В городе между тем бесповоротно наступила весна. Снег сошел с крыш, и они сияли мокрой жестью и облупившейся с пятнами ржавчины краской. Солнце невыносимо било в глаза, остатки снега на тротуарах искрились крупными кристаллами из-под черного слоя городской копоти, воробьи орали под окнами, словно детсадовцы, выведенные на прогулку. Чувствуя необычайную легкость в голове и переживая естественное сезонное волнение, которому, увы, не было возможности найти естественного выхода, я пару дней было подосадовал на спящего в полуметре от меня Штерна, но на выходных не выдержал и предложил моему побратиму вылезти вместе на крышу.
— Ты что, никогда в жизни на крыше не был? — изумляюсь я, не слыша от него ответных восторгов.
Он мотает головой, пожимая плечами.
— Док, как такое возможно? Всю жизнь с самого рождения прожить в городе и ни разу не побывать на крыше?! Это все равно что…. — я подбираю выражение. — Это как дожить до тридцати лет и ни разу в жизни не целоваться!
Я вижу, как скептически изгибается его бровь.
— Не знаю, что там такого случается людьми к тридцати годам… А вот до двадцати восьми дожить — запросто.
О, боже! С кем я связался!…..
— Но на крышу вылезти проще, — откровенно лукавлю я.
— Да? А вот я почему-то уверен, что люди целуются чаще, чем гуляют по крышам.

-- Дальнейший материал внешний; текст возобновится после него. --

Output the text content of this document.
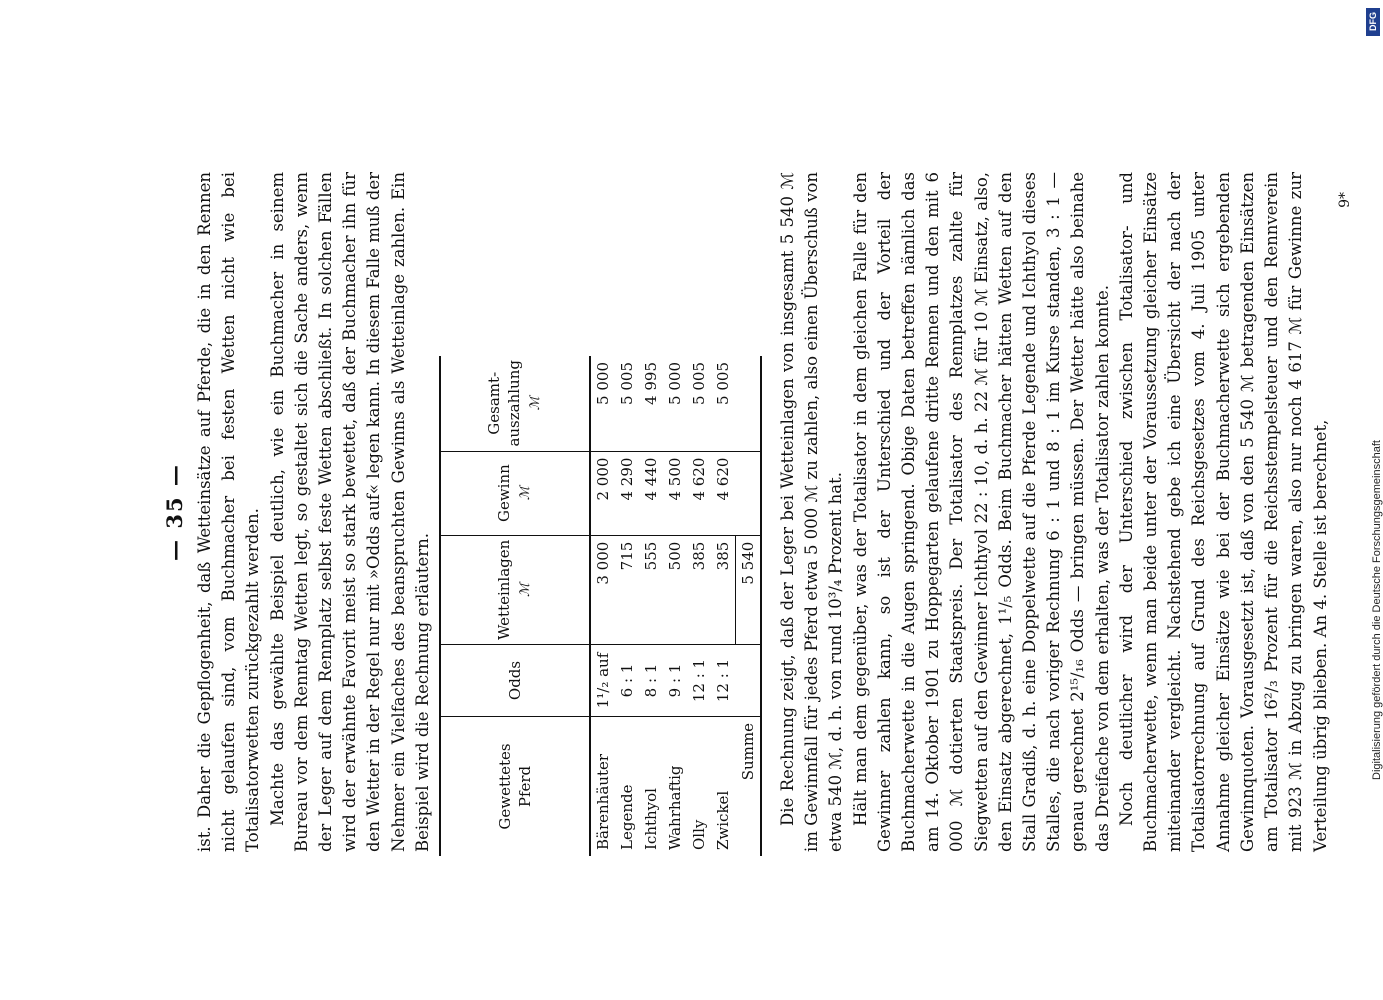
— 35 — ist. Daher die Gepflogenheit, daß Wetteinsätze auf Pferde, die in den Rennen nicht gelaufen sind, vom Buchmacher bei festen Wetten nicht wie bei Totalisatorwetten zurückgezahlt werden. Machte das gewählte Beispiel deutlich, wie ein Buchmacher in seinem Bureau vor dem Renntag Wetten legt, so gestaltet sich die Sache anders, wenn der Leger auf dem Rennplatz selbst feste Wetten abschließt. In solchen Fällen wird der erwähnte Favorit meist so stark bewettet, daß der Buchmacher ihn für den Wetter in der Regel nur mit »Odds auf« legen kann. In diesem Falle muß der Nehmer ein Vielfaches des beanspruchten Gewinns als Wetteinlage zahlen. Ein Beispiel wird die Rechnung erläutern.	Gewettetes Pferd	Odds	Wetteinlagen ℳ	Gewinn ℳ	Gesamt-auszahlung ℳ
Bärenhäuter	1¹/₂ auf	3 000	2 000	5 000
Legende	6 : 1	715	4 290	5 005
Ichthyol	8 : 1	555	4 440	4 995
Wahrhaftig	9 : 1	500	4 500	5 000
Olly	12 : 1	385	4 620	5 005
Zwickel	12 : 1	385	4 620	5 005
Summe		5 540		Die Rechnung zeigt, daß der Leger bei Wetteinlagen von insgesamt 5 540 ℳ im Gewinnfall für jedes Pferd etwa 5 000 ℳ zu zahlen, also einen Überschuß von etwa 540 ℳ, d. h. von rund 10³/₄ Prozent hat. Hält man dem gegenüber, was der Totalisator in dem gleichen Falle für den Gewinner zahlen kann, so ist der Unterschied und der Vorteil der Buchmacherwette in die Augen springend. Obige Daten betreffen nämlich das am 14. Oktober 1901 zu Hoppegarten gelaufene dritte Rennen und den mit 6 000 ℳ dotierten Staatspreis. Der Totalisator des Rennplatzes zahlte für Siegwetten auf den Gewinner Ichthyol 22 : 10, d. h. 22 ℳ für 10 ℳ Einsatz, also, den Einsatz abgerechnet, 1¹/₅ Odds. Beim Buchmacher hätten Wetten auf den Stall Gradiß, d. h. eine Doppelwette auf die Pferde Legende und Ichthyol dieses Stalles, die nach voriger Rechnung 6 : 1 und 8 : 1 im Kurse standen, 3 : 1 — genau gerechnet 2¹⁵/₁₆ Odds — bringen müssen. Der Wetter hätte also beinahe das Dreifache von dem erhalten, was der Totalisator zahlen konnte. Noch deutlicher wird der Unterschied zwischen Totalisator- und Buchmacherwette, wenn man beide unter der Voraussetzung gleicher Einsätze miteinander vergleicht. Nachstehend gebe ich eine Übersicht der nach der Totalisatorrechnung auf Grund des Reichsgesetzes vom 4. Juli 1905 unter Annahme gleicher Einsätze wie bei der Buchmacherwette sich ergebenden Gewinnquoten. Vorausgesetzt ist, daß von den 5 540 ℳ betragenden Einsätzen am Totalisator 16²/₃ Prozent für die Reichsstempelsteuer und den Rennverein mit 923 ℳ in Abzug zu bringen waren, also nur noch 4 617 ℳ für Gewinne zur Verteilung übrig blieben. An 4. Stelle ist berechnet,

9*
DFG
Digitalisierung gefördert durch die Deutsche Forschungsgemeinschaft
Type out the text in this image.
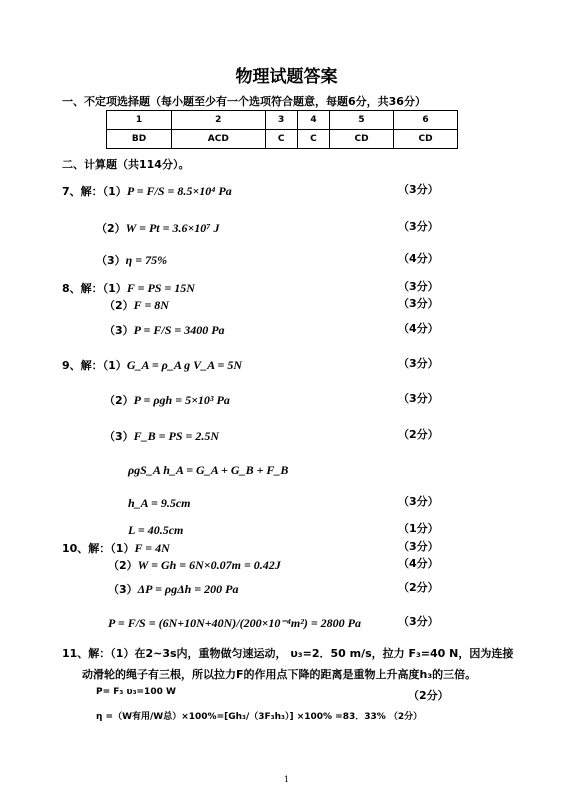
物理试题答案
一、不定项选择题（每小题至少有一个选项符合题意，每题6分，共36分）
1	2	3	4	5	6
BD	ACD	C	C	CD	CD
二、计算题（共114分）。
7、解：（1）P = F/S = 8.5×10⁴ Pa	（3分）
（2）W = Pt = 3.6×10⁷ J	（3分）
（3）η = 75%	（4分）
8、解：（1）F = PS = 15N	（3分）
（2）F = 8N	（3分）
（3）P = F/S = 3400 Pa	（4分）
9、解：（1）G_A = ρ_A g V_A = 5N	（3分）
（2）P = ρgh = 5×10³ Pa	（3分）
（3）F_B = PS = 2.5N	（2分）
ρgS_A h_A = G_A + G_B + F_B
h_A = 9.5cm	（3分）
L = 40.5cm	（1分）
10、解：（1）F = 4N	（3分）
（2）W = Gh = 6N×0.07m = 0.42J	（4分）
（3）ΔP = ρgΔh = 200 Pa	（2分）
P = F/S = (6N+10N+40N)/(200×10⁻⁴m²) = 2800 Pa	（3分）
11、解：（1）在2~3s内，重物做匀速运动， υ₃=2．50 m/s，拉力 F₃=40 N，因为连接
动滑轮的绳子有三根，所以拉力F的作用点下降的距离是重物上升高度h₃的三倍。
P= F₃ υ₃=100 W	（2分）
η =（W有用/W总）×100%=[Gh₃/（3F₃h₃）] ×100% =83．33% （2分）
1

— Ну слушай, люди вообще в массе не верно расставляют приоритеты. Между прочим, по крышам гулять в чем-то даже интереснее, — опять лукавлю я. — Ты сам подумай: для того, чтобы с кем-то поцеловаться, нужно как минимум найти еще одного человека, а для того, чтобы вылезти на крышу, вообще никого не нужно.
— И что?
— Пошли вылезем!
— Прямо сейчас?
— Ну, конечно! Посмотри, какая там весна! Давай, хотя бы эту твою невинность потеряем!
— Ну, пойдем, — смущенно усмехаясь, говорит этот никем нецелованный красавец.
В полупустом вагоне метро он, естественно, опять что-то читает — не то Павича, не то Чосича, — периодически косясь на меня. Я же разворачиваю во всю ширину свою карту семилетней давности с отмеченными на ней разного рода местами. Потому что мало вывести человека на крышу, хорошо бы еще и витражи где-нибудь посмотреть, и к воде выйти, и знакомые дворы проинспектировать, пока еще всего не позакрывали. Инициацию я решаю провести в модерновом доме на Рылеева. Там недавно заложили проход внутри подъезда, отделив переднюю парадную лестницу от двух остальных, но я знаю, как туда проникнуть через дворы.